Even in examining my own perspective, I find myself dramatically in favor of
destroying the teacher's union, expanding school hours and curricula, and
providing more freedom to the students, so that they can engage themselves in
the subject that most interests them and appeals to their strengths. Sounds
idyllic, doesn't it?

But the problem with this is that I'm not an educator. I don't know what
conditions are like and I don't know what the real challenges are - I just
know what I'm being told by the media. Just as in a startup, we have a lot of
potentially unproven hypotheses that need testing.

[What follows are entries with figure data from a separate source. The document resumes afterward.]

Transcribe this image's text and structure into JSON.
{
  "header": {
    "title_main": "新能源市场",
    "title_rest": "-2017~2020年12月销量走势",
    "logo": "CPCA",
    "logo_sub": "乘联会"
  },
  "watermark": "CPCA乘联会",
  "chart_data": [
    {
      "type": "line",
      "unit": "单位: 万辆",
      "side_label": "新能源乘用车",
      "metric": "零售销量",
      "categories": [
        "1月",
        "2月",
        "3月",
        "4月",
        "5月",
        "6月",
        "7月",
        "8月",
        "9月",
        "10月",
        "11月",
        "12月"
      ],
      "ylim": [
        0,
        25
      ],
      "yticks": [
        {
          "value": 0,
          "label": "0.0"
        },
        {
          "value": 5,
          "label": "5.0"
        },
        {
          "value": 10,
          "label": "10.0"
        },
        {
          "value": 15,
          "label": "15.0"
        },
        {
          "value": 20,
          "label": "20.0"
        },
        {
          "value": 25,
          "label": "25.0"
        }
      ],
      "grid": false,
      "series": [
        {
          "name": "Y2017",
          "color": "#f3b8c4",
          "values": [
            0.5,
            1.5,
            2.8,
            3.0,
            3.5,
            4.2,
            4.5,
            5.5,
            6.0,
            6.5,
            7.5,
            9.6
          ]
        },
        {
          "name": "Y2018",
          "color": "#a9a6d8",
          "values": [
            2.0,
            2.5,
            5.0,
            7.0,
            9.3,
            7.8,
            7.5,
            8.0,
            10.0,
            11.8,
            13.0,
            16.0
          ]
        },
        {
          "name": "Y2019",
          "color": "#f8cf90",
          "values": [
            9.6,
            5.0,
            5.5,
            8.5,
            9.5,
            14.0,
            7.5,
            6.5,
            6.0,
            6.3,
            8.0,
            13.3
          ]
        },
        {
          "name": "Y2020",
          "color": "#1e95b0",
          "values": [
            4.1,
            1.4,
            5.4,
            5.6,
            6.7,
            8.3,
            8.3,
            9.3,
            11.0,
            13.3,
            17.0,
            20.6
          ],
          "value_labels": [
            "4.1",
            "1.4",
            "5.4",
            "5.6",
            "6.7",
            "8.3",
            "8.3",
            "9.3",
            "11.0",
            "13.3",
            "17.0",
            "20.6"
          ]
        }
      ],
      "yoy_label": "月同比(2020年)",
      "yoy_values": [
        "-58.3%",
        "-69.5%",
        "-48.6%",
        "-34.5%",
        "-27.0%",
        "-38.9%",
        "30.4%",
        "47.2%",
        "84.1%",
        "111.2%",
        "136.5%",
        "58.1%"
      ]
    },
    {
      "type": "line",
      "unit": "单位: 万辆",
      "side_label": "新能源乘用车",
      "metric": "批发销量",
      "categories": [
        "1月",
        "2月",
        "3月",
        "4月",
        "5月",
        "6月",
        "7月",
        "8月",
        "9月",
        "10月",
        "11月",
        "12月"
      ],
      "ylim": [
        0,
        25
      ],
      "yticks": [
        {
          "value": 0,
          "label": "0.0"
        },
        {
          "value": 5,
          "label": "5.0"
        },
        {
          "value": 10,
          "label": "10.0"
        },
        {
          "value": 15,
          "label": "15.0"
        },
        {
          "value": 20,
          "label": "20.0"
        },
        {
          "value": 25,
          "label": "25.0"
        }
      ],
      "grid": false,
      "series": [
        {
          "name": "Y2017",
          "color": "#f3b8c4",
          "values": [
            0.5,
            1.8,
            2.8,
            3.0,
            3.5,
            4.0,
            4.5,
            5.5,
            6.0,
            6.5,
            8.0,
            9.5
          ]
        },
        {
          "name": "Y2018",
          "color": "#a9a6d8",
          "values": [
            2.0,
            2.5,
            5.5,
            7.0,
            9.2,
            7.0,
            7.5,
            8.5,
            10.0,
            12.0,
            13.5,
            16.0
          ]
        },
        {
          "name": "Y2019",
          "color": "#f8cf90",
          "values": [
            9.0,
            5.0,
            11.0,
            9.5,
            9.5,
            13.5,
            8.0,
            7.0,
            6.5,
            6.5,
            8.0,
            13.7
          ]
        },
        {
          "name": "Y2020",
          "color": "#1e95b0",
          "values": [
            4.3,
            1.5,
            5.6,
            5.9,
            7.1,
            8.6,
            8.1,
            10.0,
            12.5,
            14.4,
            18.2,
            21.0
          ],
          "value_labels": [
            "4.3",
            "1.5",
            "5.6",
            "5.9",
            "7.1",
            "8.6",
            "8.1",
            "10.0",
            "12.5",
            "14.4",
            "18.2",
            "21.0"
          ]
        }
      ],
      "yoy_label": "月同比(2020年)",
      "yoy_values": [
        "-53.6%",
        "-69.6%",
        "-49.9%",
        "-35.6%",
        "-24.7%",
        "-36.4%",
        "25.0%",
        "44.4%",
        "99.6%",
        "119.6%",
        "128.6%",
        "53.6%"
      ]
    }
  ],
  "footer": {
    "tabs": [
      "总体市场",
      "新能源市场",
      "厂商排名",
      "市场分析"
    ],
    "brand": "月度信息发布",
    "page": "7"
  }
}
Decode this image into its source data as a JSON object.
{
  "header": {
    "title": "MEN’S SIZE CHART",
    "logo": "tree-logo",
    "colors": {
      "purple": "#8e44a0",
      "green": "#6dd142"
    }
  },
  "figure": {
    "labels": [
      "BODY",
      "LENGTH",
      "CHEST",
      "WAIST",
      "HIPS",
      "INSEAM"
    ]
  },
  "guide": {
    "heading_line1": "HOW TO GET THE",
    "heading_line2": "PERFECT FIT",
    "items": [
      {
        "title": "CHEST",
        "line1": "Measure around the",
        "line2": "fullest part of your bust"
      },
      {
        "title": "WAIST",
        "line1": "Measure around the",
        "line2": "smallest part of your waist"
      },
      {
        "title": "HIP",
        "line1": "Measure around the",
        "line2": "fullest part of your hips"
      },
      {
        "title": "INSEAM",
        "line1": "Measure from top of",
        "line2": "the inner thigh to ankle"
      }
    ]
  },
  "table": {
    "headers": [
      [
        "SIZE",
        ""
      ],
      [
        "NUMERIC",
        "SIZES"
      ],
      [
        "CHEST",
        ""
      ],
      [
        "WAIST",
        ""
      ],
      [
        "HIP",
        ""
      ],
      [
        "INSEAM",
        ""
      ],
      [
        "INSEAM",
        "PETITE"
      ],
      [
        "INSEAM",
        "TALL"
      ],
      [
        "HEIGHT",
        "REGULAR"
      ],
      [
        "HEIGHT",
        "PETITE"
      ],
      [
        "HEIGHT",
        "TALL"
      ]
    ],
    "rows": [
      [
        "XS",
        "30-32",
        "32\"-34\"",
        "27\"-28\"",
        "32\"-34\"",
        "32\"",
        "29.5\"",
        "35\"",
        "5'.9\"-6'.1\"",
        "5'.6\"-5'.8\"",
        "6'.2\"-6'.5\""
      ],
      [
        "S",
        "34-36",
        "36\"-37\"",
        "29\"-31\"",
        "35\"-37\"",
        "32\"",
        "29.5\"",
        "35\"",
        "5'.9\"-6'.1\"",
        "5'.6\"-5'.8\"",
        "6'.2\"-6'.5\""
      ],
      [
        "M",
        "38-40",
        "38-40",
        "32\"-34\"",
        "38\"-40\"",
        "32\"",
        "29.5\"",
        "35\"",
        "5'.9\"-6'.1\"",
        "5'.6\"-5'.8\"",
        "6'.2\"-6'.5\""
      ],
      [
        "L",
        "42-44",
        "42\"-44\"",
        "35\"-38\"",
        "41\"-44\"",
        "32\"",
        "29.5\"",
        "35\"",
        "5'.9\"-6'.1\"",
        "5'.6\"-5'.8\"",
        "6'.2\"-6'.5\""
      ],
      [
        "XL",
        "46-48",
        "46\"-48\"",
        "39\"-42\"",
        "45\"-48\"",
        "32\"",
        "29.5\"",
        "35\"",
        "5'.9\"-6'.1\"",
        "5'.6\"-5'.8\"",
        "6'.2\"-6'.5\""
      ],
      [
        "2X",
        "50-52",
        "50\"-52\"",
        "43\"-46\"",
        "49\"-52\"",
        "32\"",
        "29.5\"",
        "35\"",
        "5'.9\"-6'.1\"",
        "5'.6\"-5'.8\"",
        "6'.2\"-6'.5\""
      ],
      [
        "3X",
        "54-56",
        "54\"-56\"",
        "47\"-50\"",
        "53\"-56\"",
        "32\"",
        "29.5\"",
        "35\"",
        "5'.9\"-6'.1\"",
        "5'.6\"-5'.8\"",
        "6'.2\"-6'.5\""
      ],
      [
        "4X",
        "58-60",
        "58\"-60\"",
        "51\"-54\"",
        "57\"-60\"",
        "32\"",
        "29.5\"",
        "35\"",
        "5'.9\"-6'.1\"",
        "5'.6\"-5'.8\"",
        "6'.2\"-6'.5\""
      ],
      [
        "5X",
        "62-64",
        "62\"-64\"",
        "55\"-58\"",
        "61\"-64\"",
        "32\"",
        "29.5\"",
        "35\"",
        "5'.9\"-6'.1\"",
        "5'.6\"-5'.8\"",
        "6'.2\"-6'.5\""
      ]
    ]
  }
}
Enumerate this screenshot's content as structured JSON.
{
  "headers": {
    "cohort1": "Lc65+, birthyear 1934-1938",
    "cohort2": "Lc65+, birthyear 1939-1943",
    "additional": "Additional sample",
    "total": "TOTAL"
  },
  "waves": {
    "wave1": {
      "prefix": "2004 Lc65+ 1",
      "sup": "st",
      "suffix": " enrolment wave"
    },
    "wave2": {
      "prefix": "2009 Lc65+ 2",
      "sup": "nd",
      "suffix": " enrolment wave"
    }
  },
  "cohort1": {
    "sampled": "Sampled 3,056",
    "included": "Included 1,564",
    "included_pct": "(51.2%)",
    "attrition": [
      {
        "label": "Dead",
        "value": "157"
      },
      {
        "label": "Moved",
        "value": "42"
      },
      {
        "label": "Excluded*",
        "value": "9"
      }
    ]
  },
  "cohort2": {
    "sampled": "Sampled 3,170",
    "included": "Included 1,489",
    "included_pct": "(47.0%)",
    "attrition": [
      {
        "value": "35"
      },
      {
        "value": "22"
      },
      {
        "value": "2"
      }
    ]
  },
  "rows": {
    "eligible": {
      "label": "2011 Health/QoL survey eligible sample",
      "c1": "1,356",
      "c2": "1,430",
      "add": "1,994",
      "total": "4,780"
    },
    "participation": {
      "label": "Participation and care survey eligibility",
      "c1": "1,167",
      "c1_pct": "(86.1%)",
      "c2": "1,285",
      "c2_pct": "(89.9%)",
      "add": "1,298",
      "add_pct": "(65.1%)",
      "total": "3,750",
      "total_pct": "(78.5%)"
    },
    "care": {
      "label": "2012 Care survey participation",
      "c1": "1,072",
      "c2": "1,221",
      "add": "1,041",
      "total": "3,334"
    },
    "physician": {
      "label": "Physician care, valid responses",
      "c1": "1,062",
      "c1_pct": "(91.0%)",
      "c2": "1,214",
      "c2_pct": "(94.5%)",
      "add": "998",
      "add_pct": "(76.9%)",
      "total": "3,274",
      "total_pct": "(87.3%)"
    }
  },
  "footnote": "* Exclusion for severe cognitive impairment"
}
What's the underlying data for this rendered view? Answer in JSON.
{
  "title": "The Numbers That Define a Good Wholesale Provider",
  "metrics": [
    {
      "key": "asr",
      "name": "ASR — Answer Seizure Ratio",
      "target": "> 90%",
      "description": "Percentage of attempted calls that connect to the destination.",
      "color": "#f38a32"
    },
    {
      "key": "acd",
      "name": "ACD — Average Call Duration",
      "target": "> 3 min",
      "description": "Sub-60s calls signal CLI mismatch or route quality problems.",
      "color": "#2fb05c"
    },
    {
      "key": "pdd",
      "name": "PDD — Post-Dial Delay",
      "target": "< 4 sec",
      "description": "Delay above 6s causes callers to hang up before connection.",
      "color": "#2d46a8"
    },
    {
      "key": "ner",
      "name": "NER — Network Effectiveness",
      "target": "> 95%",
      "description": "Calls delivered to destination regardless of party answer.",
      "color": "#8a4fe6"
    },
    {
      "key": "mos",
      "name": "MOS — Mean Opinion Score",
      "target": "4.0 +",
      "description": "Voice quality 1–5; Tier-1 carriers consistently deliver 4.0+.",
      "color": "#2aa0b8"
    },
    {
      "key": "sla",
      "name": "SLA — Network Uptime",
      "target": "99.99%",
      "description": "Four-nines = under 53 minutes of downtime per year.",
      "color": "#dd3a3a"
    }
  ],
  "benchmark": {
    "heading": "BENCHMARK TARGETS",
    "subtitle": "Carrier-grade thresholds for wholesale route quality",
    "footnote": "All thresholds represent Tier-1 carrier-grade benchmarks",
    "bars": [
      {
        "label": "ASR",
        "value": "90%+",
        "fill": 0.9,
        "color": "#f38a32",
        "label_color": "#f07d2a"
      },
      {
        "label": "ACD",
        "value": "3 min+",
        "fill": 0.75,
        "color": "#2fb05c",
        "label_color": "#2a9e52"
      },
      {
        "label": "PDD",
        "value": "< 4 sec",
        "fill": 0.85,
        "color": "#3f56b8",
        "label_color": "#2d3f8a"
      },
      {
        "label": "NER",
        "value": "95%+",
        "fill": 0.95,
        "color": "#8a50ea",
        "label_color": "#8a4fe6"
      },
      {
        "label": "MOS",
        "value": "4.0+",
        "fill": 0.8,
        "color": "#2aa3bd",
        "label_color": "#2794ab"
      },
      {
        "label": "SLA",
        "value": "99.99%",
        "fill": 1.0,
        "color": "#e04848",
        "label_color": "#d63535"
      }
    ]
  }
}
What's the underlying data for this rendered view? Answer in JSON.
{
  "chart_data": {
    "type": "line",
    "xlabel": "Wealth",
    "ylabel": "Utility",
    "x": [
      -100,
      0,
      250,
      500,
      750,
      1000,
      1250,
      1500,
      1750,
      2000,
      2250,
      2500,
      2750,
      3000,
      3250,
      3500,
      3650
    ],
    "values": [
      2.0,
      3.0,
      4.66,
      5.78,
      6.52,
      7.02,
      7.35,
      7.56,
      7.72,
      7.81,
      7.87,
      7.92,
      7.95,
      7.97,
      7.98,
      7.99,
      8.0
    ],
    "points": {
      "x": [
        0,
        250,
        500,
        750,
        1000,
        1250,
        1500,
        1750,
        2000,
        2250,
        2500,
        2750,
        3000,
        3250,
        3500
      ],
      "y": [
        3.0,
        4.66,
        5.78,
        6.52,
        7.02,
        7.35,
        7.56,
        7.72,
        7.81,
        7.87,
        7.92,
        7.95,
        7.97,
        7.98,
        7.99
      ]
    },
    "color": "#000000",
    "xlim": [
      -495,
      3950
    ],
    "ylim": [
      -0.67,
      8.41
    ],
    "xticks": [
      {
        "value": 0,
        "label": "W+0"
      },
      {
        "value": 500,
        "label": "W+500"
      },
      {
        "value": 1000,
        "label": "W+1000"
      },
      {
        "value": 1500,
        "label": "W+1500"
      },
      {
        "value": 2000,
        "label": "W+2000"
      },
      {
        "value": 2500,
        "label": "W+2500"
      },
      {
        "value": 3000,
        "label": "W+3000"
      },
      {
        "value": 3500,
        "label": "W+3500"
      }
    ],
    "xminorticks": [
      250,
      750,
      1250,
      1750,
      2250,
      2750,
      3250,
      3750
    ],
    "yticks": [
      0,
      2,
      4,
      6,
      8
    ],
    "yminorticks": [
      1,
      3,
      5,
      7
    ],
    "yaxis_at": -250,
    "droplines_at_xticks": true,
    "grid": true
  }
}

This then to me is the real promise of the charter school movement - not that
all of them are successful (most are not - even the ones featured aren't
nearly as great as they seem, as I'm finding out from working with them), but
that they represent the freedom to try new things, measure them, and figure
out what does work.

What scares me is that people think they have the silver bullet, rather than
the silver hypothesis. Even in making these drastic changes, if no improvement
is wrought, then what? Will people give up? Or pivot?

------
Deskie
Our education system needs a facelift! And this is a great post. More people
need to recognize what is said in this article. Very interesting read.